Attempting to perfectly predict the market

One of the most expensive errors Joseph encounters is borrowers striving to flawlessly time the market.

“People often ask whether they should wait for the decision, wait for the next one, or hold out for a slightly better deal,” he said. “But predicting the exact direction of interest rates is incredibly difficult, even for economists.”

Projections for 2026 indicate that the Bank of England may reduce rates once or twice this year as inflation continues to soften, but the timing and extent of these cuts remain uncertain. Joseph believes homeowners should concentrate on securing a deal that suits their current financial circumstances rather than pursuing minor enhancements.

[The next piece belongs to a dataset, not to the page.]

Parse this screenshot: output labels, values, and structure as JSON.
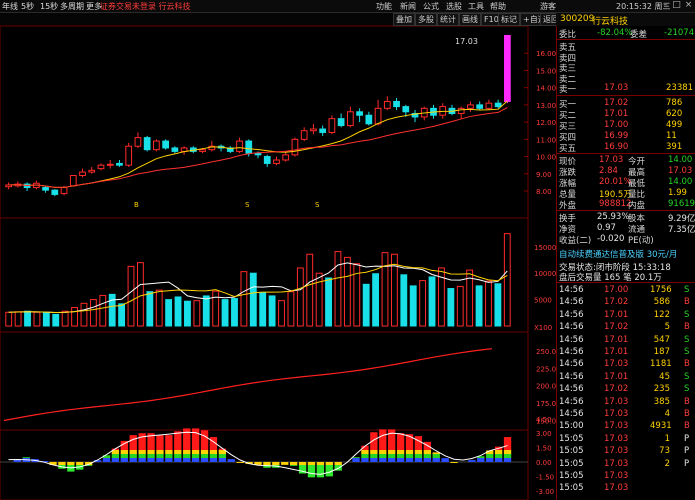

“The reality is that if you find a deal that fits your budget and gives you certainty, that’s already a win,” he said. “Trying to squeeze out the absolute lowest rate can sometimes lead people to delay too long and end up paying more.”

How borrowers can sensibly approach the March decision

As the March 19 decision looms, Joseph’s counsel to homeowners is to concentrate on preparation rather than conjecture.

“In the mortgage world, timing matters, but preparation matters more,” he said.

He elaborates that borrowers who assess their options in advance, comprehend their loan-to-value position and consult a broker about potential deals are in a significantly stronger position, irrespective of the base rate outcome.

“If rates fall, you may still have opportunities to improve your deal,” Joseph added. “If they hold or move unexpectedly, you’ve already protected yourself.”